The dream of a Northern Ireland sports museum to celebrate this country's heroic sporting achievements under one roof has suffered a massive setback.
A committee of leading figures campaigning for a permanent national sporting memorial have admitted defeat after 20 years of knock backs and are winding up their Ulster Sports Museum charity.
Presided over by 1972 Olympic pentathlon gold medallist, Lady Mary Peters, and chaired by former Ireland and Lions rugby international Nigel Carr, both feel the museum would have paid for itself, as a tourist attraction and an inspiration to future generations.
But, in announcing the dissolution today, they explain how, despite many pledges and promises of support, and offers of historic sporting exhibits, their efforts floundered due to a lack of real commitment to financial support from government.
Lady Mary said: "It is a source of great regret that we are losing the legacy of many hundreds of inspirational people who served their country well through their sporting excellence and achievements.
"Northern Ireland needs a place to commemorate and tell the stories of those who brought credit to their country when everyone was despairing. For such a small country, we stand tall on the world sporting stage, thanks to people like George Best, Jack Kyle, Willie John McBride, Pat Jennings, Harry Gregg, Joey Dunlop and many more who are household names around the globe.
"But we have nothing to commemorate them here at home.
"Down the years, we have had a lot of enthusiasm for the project but, crucially, no money and no building."
Lady Mary's Munich Olympic gold medal is currently on loan display at the Ulster Museum.
"I would dearly love my medal to be on permanent display in a sports museum here. After all, I won it for Northern Ireland," Lady Mary added.
The harsh reality, and major stumbling block for the project, is money and sustainability through a guaranteed long term funding stream.
Nigel Carr admitted: "Everyone we have spoken to, government, councils, business and potential individual benefactors have bought into the idea.
"The problem is not so much getting a museum up and running but keeping it going.
"There are building and staff costs and, what many people do not realise, the huge financial implication of insuring the many invaluable and irreplaceable pieces of memorabilia we have been offered.
"Realistically, only government could provide that commitment.
"We still believe a sports museum would be viable and worthy of government support in terms of attracting tourism and the benefits from inspiring future generations to strive for sporting excellence.
"But despite many meetings and expressions of interest, there has not been any tangible progress so, with regret, we have taken the decision to wind down, while remaining as convinced as ever of the value of a sports museum and the benefits to the community."
Revealing that over 70 leading sporting figures had agreed to become patrons of the museum, Nigel added: "We saw the potential some years ago when we created a travelling exhibition to illustrate what might be achievable in a permanent sports museum.

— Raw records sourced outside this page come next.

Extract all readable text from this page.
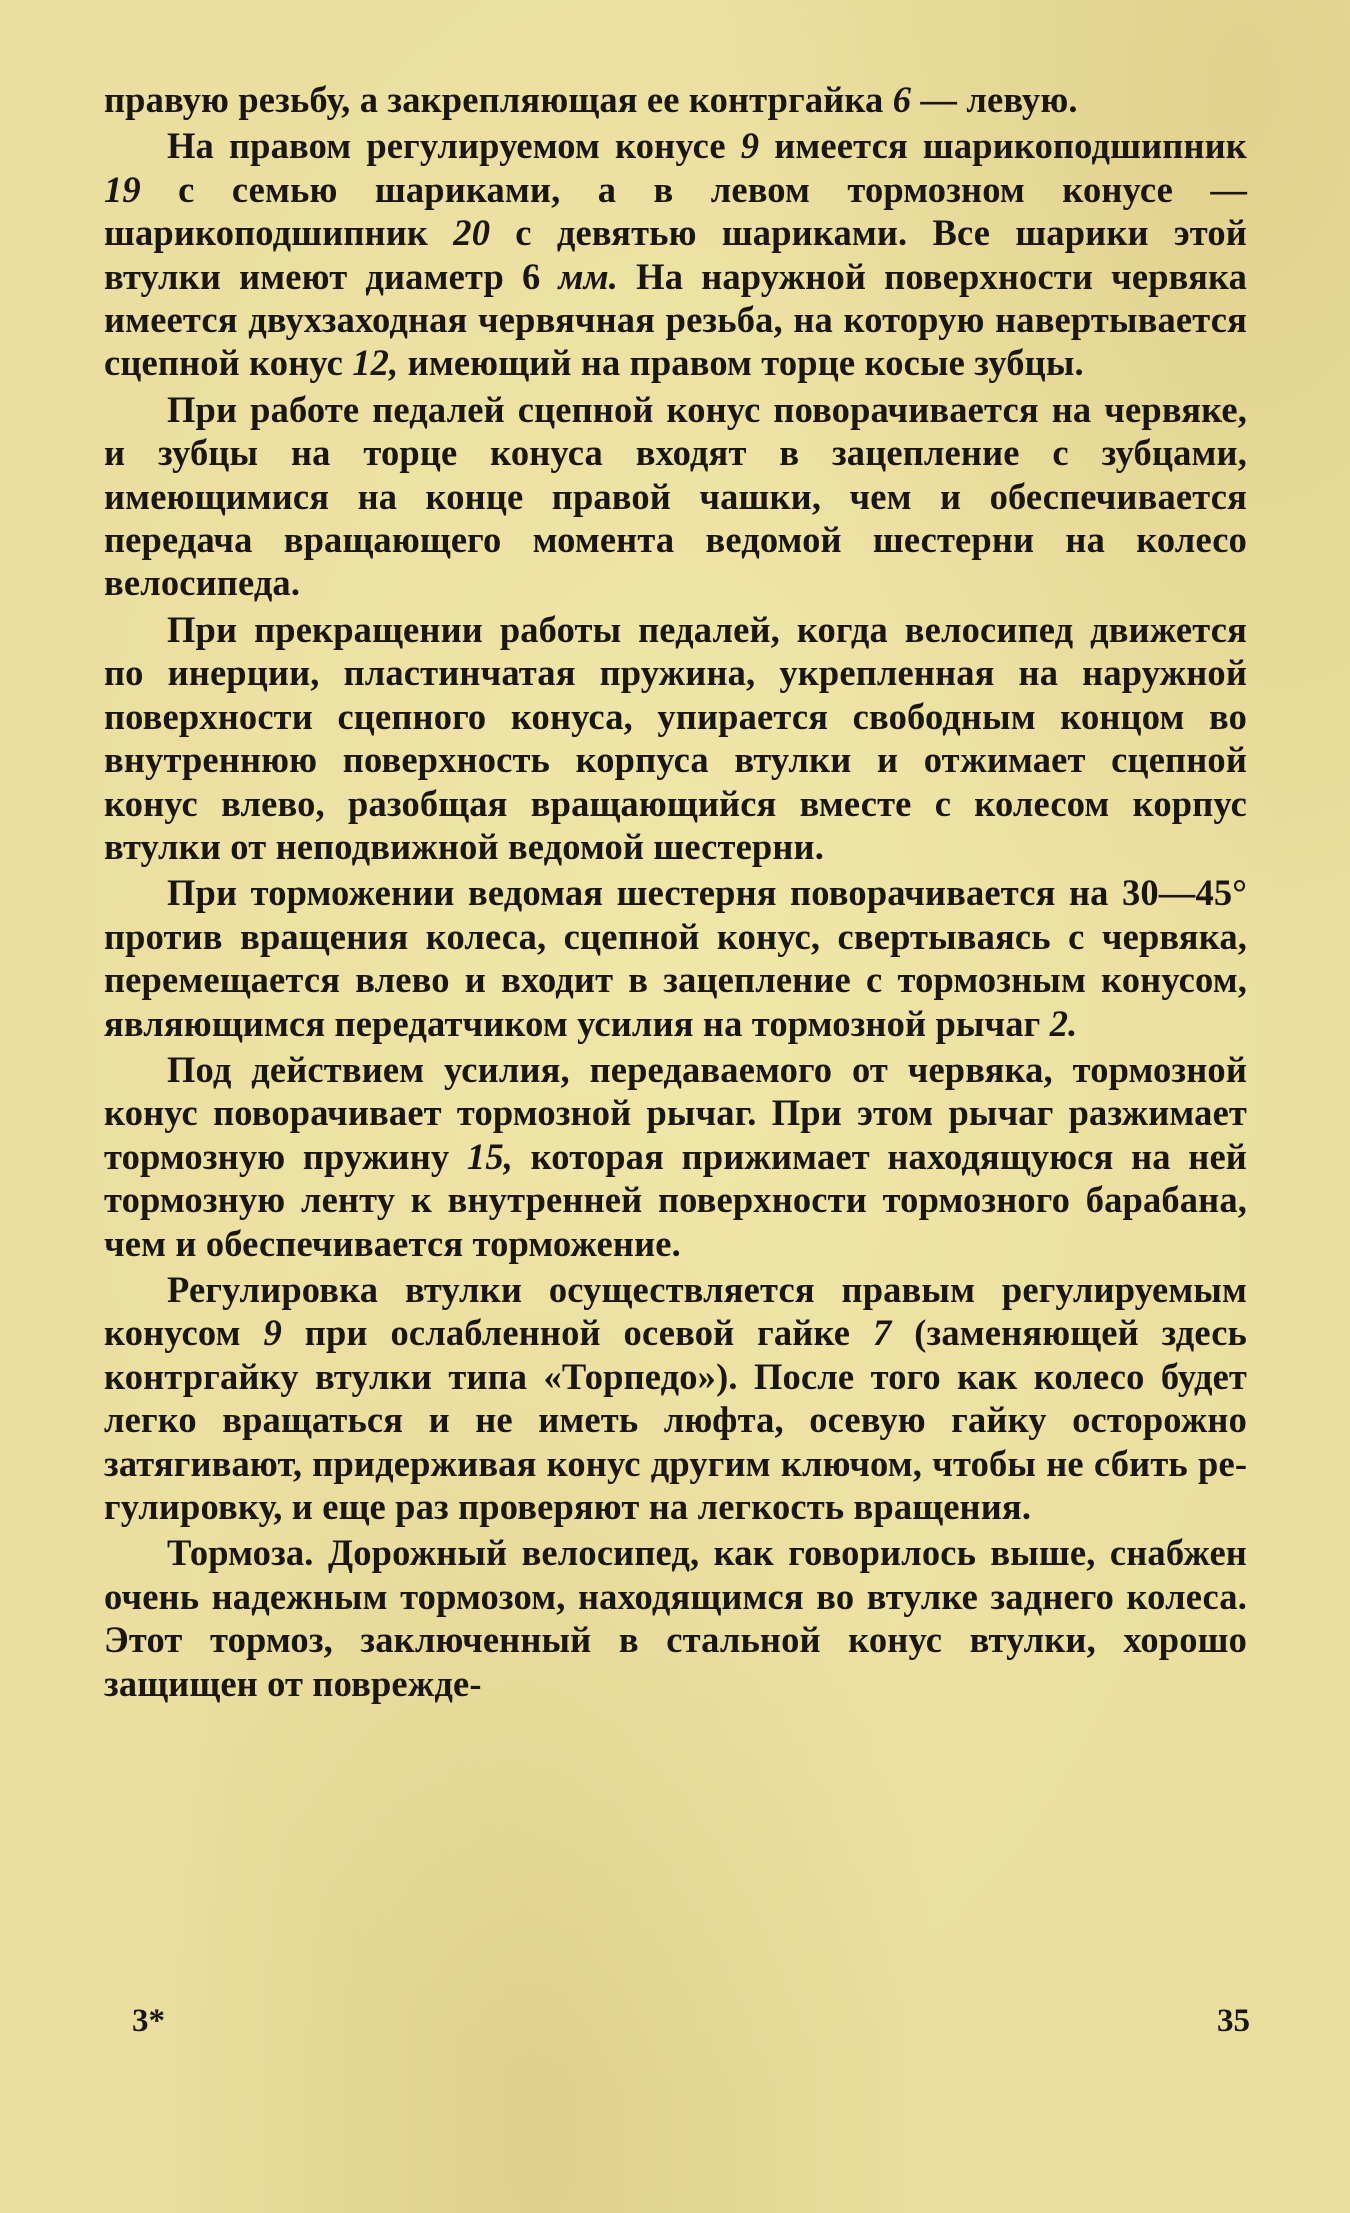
правую резьбу, а закрепляющая ее контргайка 6 — левую.

На правом регулируемом конусе 9 имеется шарикоподшипник 19 с семью шариками, а в левом тормозном конусе — шарикоподшипник 20 с девятью шариками. Все шарики этой втулки имеют диаметр 6 мм. На наружной поверхности червяка имеется двухзаходная червячная резьба, на которую навертывается сцепной конус 12, имеющий на правом торце косые зубцы.

При работе педалей сцепной конус поворачивается на червяке, и зубцы на торце конуса входят в зацепление с зубцами, имеющимися на конце правой чашки, чем и обеспечивается передача вращающего момента ведомой шестерни на колесо велосипеда.

При прекращении работы педалей, когда велосипед движется по инерции, пластинчатая пружина, укрепленная на наружной поверхности сцепного конуса, упирается свободным концом во внутреннюю поверхность корпуса втулки и отжимает сцепной конус влево, разобщая вращающийся вместе с колесом корпус втулки от неподвижной ведомой шестерни.

При торможении ведомая шестерня поворачивается на 30—45° против вращения колеса, сцепной конус, свертываясь с червяка, перемещается влево и входит в зацепление с тормозным конусом, являющимся передатчиком усилия на тормозной рычаг 2.

Под действием усилия, передаваемого от червяка, тормозной конус поворачивает тормозной рычаг. При этом рычаг разжимает тормозную пружину 15, которая прижимает находящуюся на ней тормозную ленту к внутренней поверхности тормозного барабана, чем и обеспечивается торможение.

Регулировка втулки осуществляется правым регулируемым конусом 9 при ослабленной осевой гайке 7 (заменяющей здесь контргайку втулки типа «Торпедо»). После того как колесо будет легко вращаться и не иметь люфта, осевую гайку осторожно затягивают, придерживая конус другим ключом, чтобы не сбить регулировку, и еще раз проверяют на легкость вращения.

Тормоза. Дорожный велосипед, как говорилось выше, снабжен очень надежным тормозом, находящимся во втулке заднего колеса. Этот тормоз, заключенный в стальной конус втулки, хорошо защищен от поврежде-

3*	35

"This exhibition visited 30 locations, starting in Belfast City Hall and finishing at Stormont; the total number of visitors exceeded 120,000 and the overwhelming response from visitors was very positive.
"There was an extensive search for a suitable location and appropriate partners for a permanent museum.

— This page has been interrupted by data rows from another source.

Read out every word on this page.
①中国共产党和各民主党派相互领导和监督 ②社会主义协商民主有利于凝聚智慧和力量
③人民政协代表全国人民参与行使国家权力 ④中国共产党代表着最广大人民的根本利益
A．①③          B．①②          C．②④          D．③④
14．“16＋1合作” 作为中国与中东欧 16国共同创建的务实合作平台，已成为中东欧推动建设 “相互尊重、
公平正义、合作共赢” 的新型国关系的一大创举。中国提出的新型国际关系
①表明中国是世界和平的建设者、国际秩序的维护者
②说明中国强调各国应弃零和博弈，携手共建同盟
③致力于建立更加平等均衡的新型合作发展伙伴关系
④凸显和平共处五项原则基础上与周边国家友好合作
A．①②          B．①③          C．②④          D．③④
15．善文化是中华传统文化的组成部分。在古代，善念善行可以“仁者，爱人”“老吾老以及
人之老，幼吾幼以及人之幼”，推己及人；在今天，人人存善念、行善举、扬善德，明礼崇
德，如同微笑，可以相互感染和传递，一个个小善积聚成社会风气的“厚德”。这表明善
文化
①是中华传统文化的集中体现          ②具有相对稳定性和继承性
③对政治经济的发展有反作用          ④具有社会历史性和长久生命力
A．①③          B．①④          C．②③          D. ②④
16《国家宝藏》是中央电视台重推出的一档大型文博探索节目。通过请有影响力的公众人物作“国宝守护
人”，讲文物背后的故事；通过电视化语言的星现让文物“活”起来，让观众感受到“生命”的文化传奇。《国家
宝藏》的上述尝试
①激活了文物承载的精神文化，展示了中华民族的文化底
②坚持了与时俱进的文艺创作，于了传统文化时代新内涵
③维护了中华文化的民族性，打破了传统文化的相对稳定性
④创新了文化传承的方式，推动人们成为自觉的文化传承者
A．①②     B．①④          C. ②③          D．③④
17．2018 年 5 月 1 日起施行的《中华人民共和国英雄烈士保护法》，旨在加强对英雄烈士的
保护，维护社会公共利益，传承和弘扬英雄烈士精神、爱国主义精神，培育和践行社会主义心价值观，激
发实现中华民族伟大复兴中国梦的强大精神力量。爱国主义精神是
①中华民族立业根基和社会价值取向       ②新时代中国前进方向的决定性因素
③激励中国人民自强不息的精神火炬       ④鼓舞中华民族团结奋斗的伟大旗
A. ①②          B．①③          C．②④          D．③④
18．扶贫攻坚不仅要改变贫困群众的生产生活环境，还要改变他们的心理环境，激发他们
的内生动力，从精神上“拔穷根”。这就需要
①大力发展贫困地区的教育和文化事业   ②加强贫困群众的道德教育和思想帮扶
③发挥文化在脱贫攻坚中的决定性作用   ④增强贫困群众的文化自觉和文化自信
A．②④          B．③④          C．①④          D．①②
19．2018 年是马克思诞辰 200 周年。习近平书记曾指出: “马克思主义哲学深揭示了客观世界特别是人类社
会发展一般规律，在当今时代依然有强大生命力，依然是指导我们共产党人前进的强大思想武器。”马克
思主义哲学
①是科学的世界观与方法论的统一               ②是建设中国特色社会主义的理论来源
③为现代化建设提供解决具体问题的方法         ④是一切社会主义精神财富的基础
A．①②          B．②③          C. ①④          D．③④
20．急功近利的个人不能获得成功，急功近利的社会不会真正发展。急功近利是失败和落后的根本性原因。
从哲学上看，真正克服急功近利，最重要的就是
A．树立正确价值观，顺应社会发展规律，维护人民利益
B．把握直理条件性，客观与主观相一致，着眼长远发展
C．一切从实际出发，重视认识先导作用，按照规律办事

"We looked at over 30 possibilities and considerable work was undertaken in this search, including advice from leading museum consultants and financial advisers. However, while we remain convinced on the merits of celebrating achievement, there has been very limited progress in recent times.

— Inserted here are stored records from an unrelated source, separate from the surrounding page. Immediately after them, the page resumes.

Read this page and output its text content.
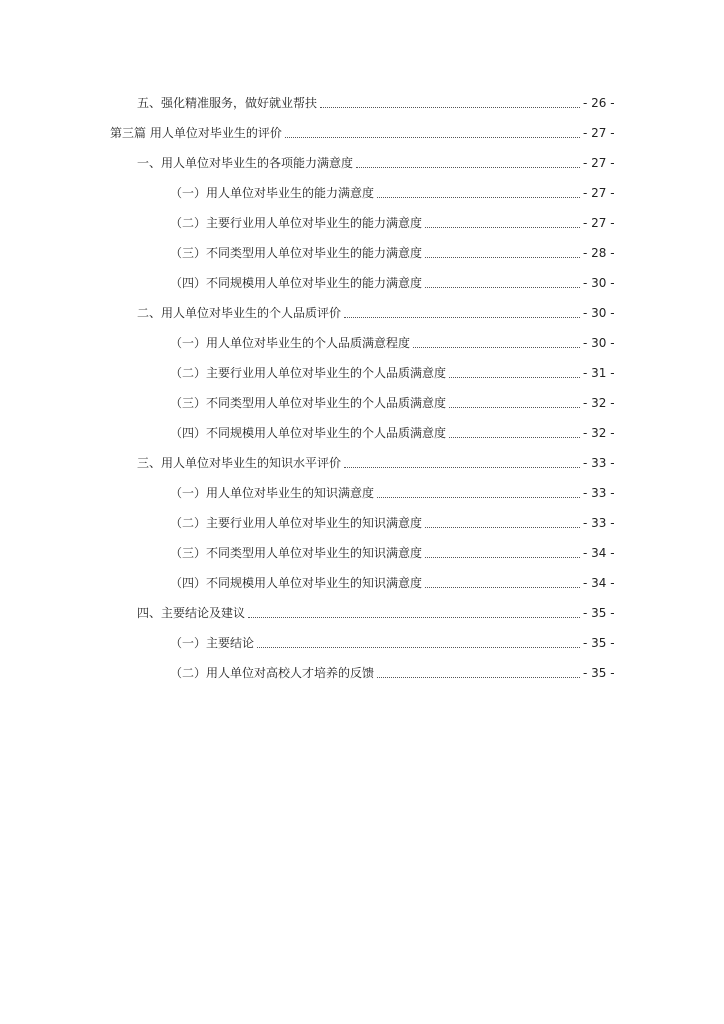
五、强化精准服务，做好就业帮扶	- 26 -
第三篇 用人单位对毕业生的评价	- 27 -
一、用人单位对毕业生的各项能力满意度	- 27 -
（一）用人单位对毕业生的能力满意度	- 27 -
（二）主要行业用人单位对毕业生的能力满意度	- 27 -
（三）不同类型用人单位对毕业生的能力满意度	- 28 -
（四）不同规模用人单位对毕业生的能力满意度	- 30 -
二、用人单位对毕业生的个人品质评价	- 30 -
（一）用人单位对毕业生的个人品质满意程度	- 30 -
（二）主要行业用人单位对毕业生的个人品质满意度	- 31 -
（三）不同类型用人单位对毕业生的个人品质满意度	- 32 -
（四）不同规模用人单位对毕业生的个人品质满意度	- 32 -
三、用人单位对毕业生的知识水平评价	- 33 -
（一）用人单位对毕业生的知识满意度	- 33 -
（二）主要行业用人单位对毕业生的知识满意度	- 33 -
（三）不同类型用人单位对毕业生的知识满意度	- 34 -
（四）不同规模用人单位对毕业生的知识满意度	- 34 -
四、主要结论及建议	- 35 -
（一）主要结论	- 35 -
（二）用人单位对高校人才培养的反馈	- 35 -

"The past year has undeniably been a difficult year for everyone and we have not been alone in treading water, particularly at a time that many hoteliers, airlines and much of the high street faces ruin.
"However, the high hopes offered by the support of our National Museums and Galleries, the assurance of a senior Departmental official that a sports museum was 'not if, but when' and Belfast's City Deal's inclusion of 'the role of sport and sporting heroes' in their Destination Hub proposals have all yet to result in anything meaningful.
"If anyone else now wishes to pick up the baton, we will be only too happy to advise and assist. But, for now, we are leaving the arena."